As tuition goes up and financial aid opportunities go down, more college students are picking up part-time or even full-time employment to supplement their incomes. Having that little bit of extra money for emergencies or splurges may sound nice, but the juggle of a job and school at the same time is much more strenuous than often expected. While holding a job provides more money, more experience, and better references, college students often have to sacrifice their time, deal with more stress, and eventually are forced to choose between their studies and their work.
The Pros of Working
1. Holding a job means extra income.
This is the most beloved reason for a student to go to work – a paycheck means some more money to buy that iPod, eat with friends, or even just make that month’s rent. No matter the reason, a college student rarely does not appreciate having a little spare cash lying around.
2. Working gives a student extra experience.
If the worker manages to get a position in his/her chosen profession, that job could provide similar lessons as those learned in the classroom. Job experience looks great on a resume, especially since it implies that the student had the ability to juggle both school and employment without any major difficulties. Working through school shows dedication, maturity, and good time management, and those are always impressive qualities.
3. Having a job through college builds networks and references.

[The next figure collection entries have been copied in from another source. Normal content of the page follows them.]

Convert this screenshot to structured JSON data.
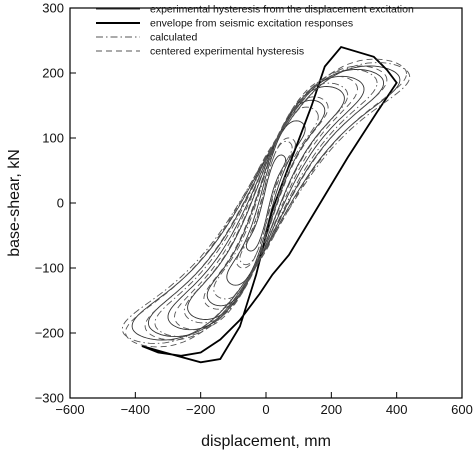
{
  "chart_data": {
    "type": "line",
    "title": "",
    "xlabel": "displacement, mm",
    "ylabel": "base-shear, kN",
    "xlim": [
      -600,
      600
    ],
    "ylim": [
      -300,
      300
    ],
    "xticks": [
      -600,
      -400,
      -200,
      0,
      200,
      400,
      600
    ],
    "yticks": [
      -300,
      -200,
      -100,
      0,
      100,
      200,
      300
    ],
    "xtick_labels": [
      "−600",
      "−400",
      "−200",
      "0",
      "200",
      "400",
      "600"
    ],
    "ytick_labels": [
      "−300",
      "−200",
      "−100",
      "0",
      "100",
      "200",
      "300"
    ],
    "grid": false,
    "legend_position": "top",
    "series": [
      {
        "name": "experimental hysteresis from the displacement excitation",
        "style": "solid",
        "color": "#333333",
        "loops": [
          {
            "amp": 60,
            "f": 70
          },
          {
            "amp": 120,
            "f": 120
          },
          {
            "amp": 180,
            "f": 150
          },
          {
            "amp": 240,
            "f": 170
          },
          {
            "amp": 300,
            "f": 185
          },
          {
            "amp": 360,
            "f": 195
          },
          {
            "amp": 410,
            "f": 200
          }
        ]
      },
      {
        "name": "envelope from seismic excitation responses",
        "style": "solid-thick",
        "color": "#000000",
        "x": [
          -380,
          -310,
          -200,
          -140,
          -80,
          -30,
          20,
          80,
          140,
          180,
          230,
          330,
          370,
          400,
          340,
          250,
          190,
          130,
          70,
          20,
          -20,
          -80,
          -140,
          -200,
          -260,
          -330,
          -380
        ],
        "y": [
          -220,
          -230,
          -245,
          -240,
          -190,
          -110,
          -10,
          70,
          150,
          210,
          240,
          225,
          205,
          185,
          140,
          70,
          20,
          -30,
          -80,
          -110,
          -140,
          -180,
          -210,
          -230,
          -235,
          -230,
          -220
        ]
      },
      {
        "name": "calculated",
        "style": "dashdot",
        "color": "#555555",
        "loops": [
          {
            "amp": 80,
            "f": 90
          },
          {
            "amp": 160,
            "f": 140
          },
          {
            "amp": 250,
            "f": 175
          },
          {
            "amp": 340,
            "f": 195
          },
          {
            "amp": 440,
            "f": 205
          }
        ]
      },
      {
        "name": "centered experimental hysteresis",
        "style": "dashed",
        "color": "#555555",
        "loops": [
          {
            "amp": 90,
            "f": 95
          },
          {
            "amp": 190,
            "f": 155
          },
          {
            "amp": 280,
            "f": 185
          },
          {
            "amp": 370,
            "f": 200
          },
          {
            "amp": 430,
            "f": 210
          }
        ]
      }
    ]
  }
}
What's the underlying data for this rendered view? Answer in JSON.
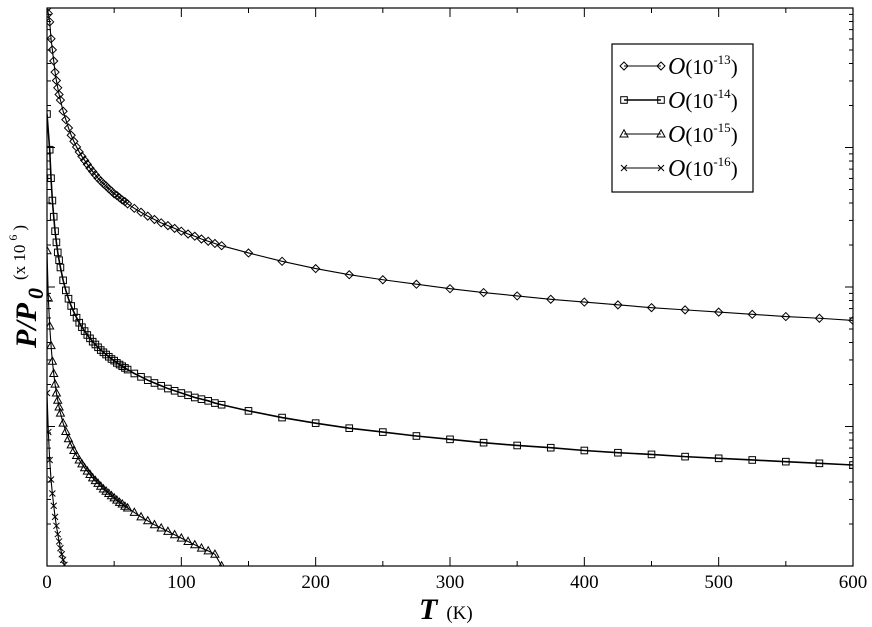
{
  "chart_data": {
    "type": "line",
    "xlabel": {
      "main": "T",
      "unit": "(K)"
    },
    "ylabel": {
      "main": "P/P",
      "subscript": "0",
      "unit": "(x 10",
      "unit_exp": "6",
      "unit_close": ")"
    },
    "xlim": [
      0,
      600
    ],
    "ylim": [
      0,
      1
    ],
    "x_tick_labels": [
      "0",
      "100",
      "200",
      "300",
      "400",
      "500",
      "600"
    ],
    "y_tick_labels": [],
    "grid": false,
    "legend_position": "top-right",
    "series": [
      {
        "name": "O(10-13)",
        "name_base": "O",
        "name_exp": "-13",
        "marker": "diamond",
        "x": [
          0,
          1,
          2,
          3,
          4,
          5,
          6,
          7,
          8,
          9,
          10,
          12,
          14,
          16,
          18,
          20,
          22,
          24,
          26,
          28,
          30,
          32,
          34,
          36,
          38,
          40,
          42,
          44,
          46,
          48,
          50,
          52,
          54,
          56,
          58,
          60,
          65,
          70,
          75,
          80,
          85,
          90,
          95,
          100,
          105,
          110,
          115,
          120,
          125,
          130,
          150,
          175,
          200,
          225,
          250,
          275,
          300,
          325,
          350,
          375,
          400,
          425,
          450,
          475,
          500,
          525,
          550,
          575,
          600
        ],
        "y": [
          1.0,
          0.99,
          0.975,
          0.945,
          0.925,
          0.905,
          0.885,
          0.87,
          0.857,
          0.845,
          0.835,
          0.815,
          0.8,
          0.785,
          0.772,
          0.761,
          0.751,
          0.742,
          0.734,
          0.727,
          0.72,
          0.713,
          0.707,
          0.701,
          0.695,
          0.69,
          0.685,
          0.681,
          0.676,
          0.672,
          0.667,
          0.664,
          0.66,
          0.656,
          0.653,
          0.649,
          0.641,
          0.634,
          0.627,
          0.621,
          0.615,
          0.61,
          0.605,
          0.6,
          0.595,
          0.591,
          0.586,
          0.582,
          0.578,
          0.574,
          0.561,
          0.546,
          0.533,
          0.522,
          0.513,
          0.505,
          0.497,
          0.49,
          0.484,
          0.478,
          0.473,
          0.468,
          0.463,
          0.459,
          0.455,
          0.451,
          0.447,
          0.444,
          0.44
        ]
      },
      {
        "name": "O(10-14)",
        "name_base": "O",
        "name_exp": "-14",
        "marker": "square",
        "x": [
          0,
          2,
          3,
          4,
          5,
          6,
          7,
          8,
          9,
          10,
          12,
          14,
          16,
          18,
          20,
          22,
          24,
          26,
          28,
          30,
          32,
          34,
          36,
          38,
          40,
          42,
          44,
          46,
          48,
          50,
          52,
          54,
          56,
          58,
          60,
          65,
          70,
          75,
          80,
          85,
          90,
          95,
          100,
          105,
          110,
          115,
          120,
          125,
          130,
          150,
          175,
          200,
          225,
          250,
          275,
          300,
          325,
          350,
          375,
          400,
          425,
          450,
          475,
          500,
          525,
          550,
          575,
          600
        ],
        "y": [
          0.81,
          0.746,
          0.695,
          0.655,
          0.626,
          0.6,
          0.58,
          0.562,
          0.548,
          0.535,
          0.512,
          0.494,
          0.479,
          0.466,
          0.455,
          0.445,
          0.436,
          0.428,
          0.421,
          0.414,
          0.408,
          0.402,
          0.397,
          0.392,
          0.387,
          0.383,
          0.379,
          0.375,
          0.371,
          0.368,
          0.364,
          0.361,
          0.358,
          0.355,
          0.352,
          0.345,
          0.339,
          0.333,
          0.328,
          0.323,
          0.318,
          0.314,
          0.31,
          0.306,
          0.302,
          0.299,
          0.296,
          0.292,
          0.289,
          0.278,
          0.266,
          0.256,
          0.247,
          0.24,
          0.233,
          0.227,
          0.221,
          0.216,
          0.212,
          0.207,
          0.203,
          0.2,
          0.196,
          0.193,
          0.19,
          0.187,
          0.184,
          0.181
        ]
      },
      {
        "name": "O(10-15)",
        "name_base": "O",
        "name_exp": "-15",
        "marker": "triangle",
        "x": [
          0,
          1,
          2,
          3,
          4,
          5,
          6,
          7,
          8,
          9,
          10,
          12,
          14,
          16,
          18,
          20,
          22,
          24,
          26,
          28,
          30,
          32,
          34,
          36,
          38,
          40,
          42,
          44,
          46,
          48,
          50,
          52,
          54,
          56,
          58,
          60,
          65,
          70,
          75,
          80,
          85,
          90,
          95,
          100,
          105,
          110,
          115,
          120,
          125,
          130
        ],
        "y": [
          0.565,
          0.48,
          0.43,
          0.395,
          0.367,
          0.345,
          0.326,
          0.31,
          0.297,
          0.285,
          0.274,
          0.256,
          0.241,
          0.228,
          0.217,
          0.207,
          0.198,
          0.19,
          0.183,
          0.176,
          0.17,
          0.164,
          0.158,
          0.153,
          0.148,
          0.143,
          0.138,
          0.134,
          0.13,
          0.126,
          0.122,
          0.118,
          0.114,
          0.111,
          0.107,
          0.104,
          0.096,
          0.088,
          0.081,
          0.074,
          0.068,
          0.062,
          0.056,
          0.05,
          0.044,
          0.038,
          0.032,
          0.027,
          0.021,
          0.0
        ]
      },
      {
        "name": "O(10-16)",
        "name_base": "O",
        "name_exp": "-16",
        "marker": "x",
        "x": [
          0,
          1,
          2,
          3,
          4,
          5,
          6,
          7,
          8,
          9,
          10,
          11,
          12,
          13,
          14
        ],
        "y": [
          0.31,
          0.24,
          0.19,
          0.155,
          0.13,
          0.108,
          0.088,
          0.072,
          0.057,
          0.044,
          0.032,
          0.021,
          0.011,
          0.002,
          -0.01
        ]
      }
    ]
  }
}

Supervisors provide a view of the student that is not often seen in school-related activities, like how the student responds to directions and how the student acts in a professional position. Additionally, if the student works in a position that applies to what he/she intends to do as a career, then meeting people already in that profession can help the student form a network to find jobs and other opportunities in the future.
The Cons of Working
1. Working means having less time.
Students who work do not have the same sort of free periods as students who are not employed. They may miss activities going on at school, like meetings, parties, or extracurricular sports. Being employed during school can have a serious impact on a student’s college experience by limiting their free time.
2. Holding a job causes more stress.
As stated above, having both a job and attending school requires focus, dedication and time management; however, these positive traits also add to a student’s stress. The extra responsibility can take its toll, leading to more worry, less sleep, and more problems in school and work.
3. Having a job during college will often result in a student having to prioritize one over the other.
Due to stress and time constraints, students usually end up having to focus more on either school or their jobs. That means that one will have to be sacrificed to succeed at the other. Employers often realize that school tends to come first for a student, but students themselves have to accept that they must be flexible. If one is not set as a priority over the other, the student may very well fail at both.
What do all these mean?
Students must seriously consider all the positives and negatives that will come along with having a job during college. The extra money and experience are always nice, but the demands of the job along with the stress of school can really drag down a student. In worst case scenarios, students end up working themselves into exhaustion. They may drop out of school, lose the job, or both.
Anyone considering employment during school needs to realize how the job may affect schoolwork, how the schoolwork can affect the job, and whether or not he/she can handle the ups and downs of work. Not everyone is cut out to work during school, and so long as one can survive without the paycheck, that is just as acceptable as someone who does work through college. It all depends on what the student decides.